Adler, yukarı çıkan Lexi'nin arkasından bir süre baktıktan sonra Josh'a dönüp başıyla salonu işaret etti. Josh koltuklardan birine geçip gözlerini kucağında birleştirdiği ellerine dikti. Gergin olduğunda hep böyle yapardı.

Adler ise onun konuya girmesini beklemekten sıkılmıştı, kendisi el atmaya karar verdi. "Evet?
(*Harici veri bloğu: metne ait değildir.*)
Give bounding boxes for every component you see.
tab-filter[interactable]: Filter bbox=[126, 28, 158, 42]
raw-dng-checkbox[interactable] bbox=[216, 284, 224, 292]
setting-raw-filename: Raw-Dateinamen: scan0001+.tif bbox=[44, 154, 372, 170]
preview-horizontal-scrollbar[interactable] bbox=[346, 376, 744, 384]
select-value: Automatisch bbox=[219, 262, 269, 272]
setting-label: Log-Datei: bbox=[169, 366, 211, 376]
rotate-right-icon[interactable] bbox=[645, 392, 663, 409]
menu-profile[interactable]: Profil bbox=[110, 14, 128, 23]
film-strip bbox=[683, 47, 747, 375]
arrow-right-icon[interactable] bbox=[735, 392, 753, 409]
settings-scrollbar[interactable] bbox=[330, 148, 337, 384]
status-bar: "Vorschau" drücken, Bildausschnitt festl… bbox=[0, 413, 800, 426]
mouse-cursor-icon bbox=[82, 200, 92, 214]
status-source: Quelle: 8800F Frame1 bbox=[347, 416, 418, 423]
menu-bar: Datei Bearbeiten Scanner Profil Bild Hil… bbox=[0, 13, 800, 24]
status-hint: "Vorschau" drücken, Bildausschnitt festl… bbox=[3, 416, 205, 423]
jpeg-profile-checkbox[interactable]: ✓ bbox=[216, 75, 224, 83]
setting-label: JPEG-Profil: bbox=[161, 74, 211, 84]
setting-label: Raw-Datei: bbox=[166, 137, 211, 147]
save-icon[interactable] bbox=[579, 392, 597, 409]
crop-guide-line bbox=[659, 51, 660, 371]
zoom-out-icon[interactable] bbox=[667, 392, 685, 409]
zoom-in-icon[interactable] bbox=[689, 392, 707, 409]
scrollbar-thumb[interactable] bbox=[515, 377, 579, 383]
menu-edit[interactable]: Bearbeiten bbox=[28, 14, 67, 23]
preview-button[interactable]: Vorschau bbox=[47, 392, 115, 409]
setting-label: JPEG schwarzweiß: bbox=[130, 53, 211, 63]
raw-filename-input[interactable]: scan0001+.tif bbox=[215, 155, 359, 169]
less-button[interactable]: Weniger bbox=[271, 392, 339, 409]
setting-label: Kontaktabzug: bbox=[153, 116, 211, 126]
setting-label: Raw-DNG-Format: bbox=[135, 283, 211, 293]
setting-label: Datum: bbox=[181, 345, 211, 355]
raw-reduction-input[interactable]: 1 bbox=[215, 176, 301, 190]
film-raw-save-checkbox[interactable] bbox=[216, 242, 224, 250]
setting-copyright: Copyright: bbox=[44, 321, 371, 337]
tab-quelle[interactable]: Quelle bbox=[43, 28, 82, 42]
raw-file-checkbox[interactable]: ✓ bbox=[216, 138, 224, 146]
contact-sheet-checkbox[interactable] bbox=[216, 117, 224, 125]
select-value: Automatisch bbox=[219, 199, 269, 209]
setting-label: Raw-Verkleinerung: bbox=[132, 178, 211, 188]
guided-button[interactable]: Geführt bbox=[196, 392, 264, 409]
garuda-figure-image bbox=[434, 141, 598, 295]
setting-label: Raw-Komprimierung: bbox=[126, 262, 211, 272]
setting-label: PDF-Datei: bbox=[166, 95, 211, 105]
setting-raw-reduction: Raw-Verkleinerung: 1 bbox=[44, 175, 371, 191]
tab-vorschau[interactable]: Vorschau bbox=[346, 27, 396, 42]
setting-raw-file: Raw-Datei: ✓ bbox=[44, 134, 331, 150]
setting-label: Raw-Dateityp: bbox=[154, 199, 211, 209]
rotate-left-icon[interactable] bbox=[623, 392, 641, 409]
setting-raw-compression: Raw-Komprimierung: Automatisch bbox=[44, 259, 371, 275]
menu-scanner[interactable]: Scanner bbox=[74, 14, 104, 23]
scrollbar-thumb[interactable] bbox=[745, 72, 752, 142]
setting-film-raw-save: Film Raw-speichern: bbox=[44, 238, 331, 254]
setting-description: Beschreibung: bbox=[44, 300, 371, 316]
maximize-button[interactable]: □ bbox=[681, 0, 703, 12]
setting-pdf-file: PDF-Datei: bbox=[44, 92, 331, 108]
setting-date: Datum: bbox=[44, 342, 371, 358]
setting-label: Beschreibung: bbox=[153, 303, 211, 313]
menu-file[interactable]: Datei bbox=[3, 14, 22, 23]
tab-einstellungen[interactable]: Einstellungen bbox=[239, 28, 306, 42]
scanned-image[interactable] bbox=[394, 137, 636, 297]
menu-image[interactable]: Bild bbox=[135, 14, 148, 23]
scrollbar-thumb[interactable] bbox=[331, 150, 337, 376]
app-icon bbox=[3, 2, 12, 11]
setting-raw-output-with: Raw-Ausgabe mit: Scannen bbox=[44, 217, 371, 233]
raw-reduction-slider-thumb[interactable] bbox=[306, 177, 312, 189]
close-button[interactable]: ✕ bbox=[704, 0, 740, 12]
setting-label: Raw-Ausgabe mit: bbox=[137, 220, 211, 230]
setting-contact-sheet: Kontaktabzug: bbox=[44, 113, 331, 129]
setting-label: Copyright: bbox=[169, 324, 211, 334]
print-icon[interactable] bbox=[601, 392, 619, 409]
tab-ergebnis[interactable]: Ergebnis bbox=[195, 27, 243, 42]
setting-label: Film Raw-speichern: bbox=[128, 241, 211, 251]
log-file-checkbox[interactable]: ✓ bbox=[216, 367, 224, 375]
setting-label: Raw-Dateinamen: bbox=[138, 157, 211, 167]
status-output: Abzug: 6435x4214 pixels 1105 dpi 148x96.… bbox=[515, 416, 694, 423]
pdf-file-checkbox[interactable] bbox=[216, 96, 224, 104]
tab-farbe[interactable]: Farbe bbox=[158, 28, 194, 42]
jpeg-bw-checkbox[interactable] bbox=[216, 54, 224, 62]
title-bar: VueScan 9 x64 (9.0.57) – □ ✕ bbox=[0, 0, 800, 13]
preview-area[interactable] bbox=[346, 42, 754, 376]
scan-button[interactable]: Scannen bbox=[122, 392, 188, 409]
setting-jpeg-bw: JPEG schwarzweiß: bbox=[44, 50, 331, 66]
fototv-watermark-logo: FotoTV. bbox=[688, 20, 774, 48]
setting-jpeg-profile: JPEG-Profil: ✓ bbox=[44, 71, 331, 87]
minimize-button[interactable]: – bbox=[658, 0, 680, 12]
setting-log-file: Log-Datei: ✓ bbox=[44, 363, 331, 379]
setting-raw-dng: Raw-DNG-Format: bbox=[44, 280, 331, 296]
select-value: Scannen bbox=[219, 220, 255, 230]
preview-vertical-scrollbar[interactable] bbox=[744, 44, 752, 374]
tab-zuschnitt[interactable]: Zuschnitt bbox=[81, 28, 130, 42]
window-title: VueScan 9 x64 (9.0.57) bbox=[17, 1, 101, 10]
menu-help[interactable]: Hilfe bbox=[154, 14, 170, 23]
Neden buradasın?"

Josh, sarıya kaçan kumral, kısa saçlarını karıştırırken cümlelerini toparlamaya uğraştı. "Simon Wright, sabah uyandığında, çok sevgili karısının yanında olmadığını görmüş," diye başlamayı başardı sonunda. "elbette kafayı yiyecek gibi olmuş ve onu her yerde arayıp telefonuna da ulaşamayınca geceleri görev yapan bekçilere sormuş. Onlar da Bayan Wright'ın gece dört civarında sigara içmek için çıktığını ve onları erkenden gönderdiğini söylemişler."

"Ee?" Adler eğleniyor gibi duruyordu, yüzünde alaycı bir ifade vardı.

Josh öne doğru eğilip iki elinin parmaklarını birbirine kenetledi. "Gerçekten bize haber vermeden Isabella Wright'ı kaçırmış olamazsın, değil mi Adler?" diye sordu tek nefeste, sonunda rahatlamıştı, artık tek yapması gereken cevabı beklemekti. Adler küstah bir ifadeyle kaşlarını kaldırıp koltukta arkasına yaslandı. "Aynen öyle yaptım. Bir itirazın mı var?"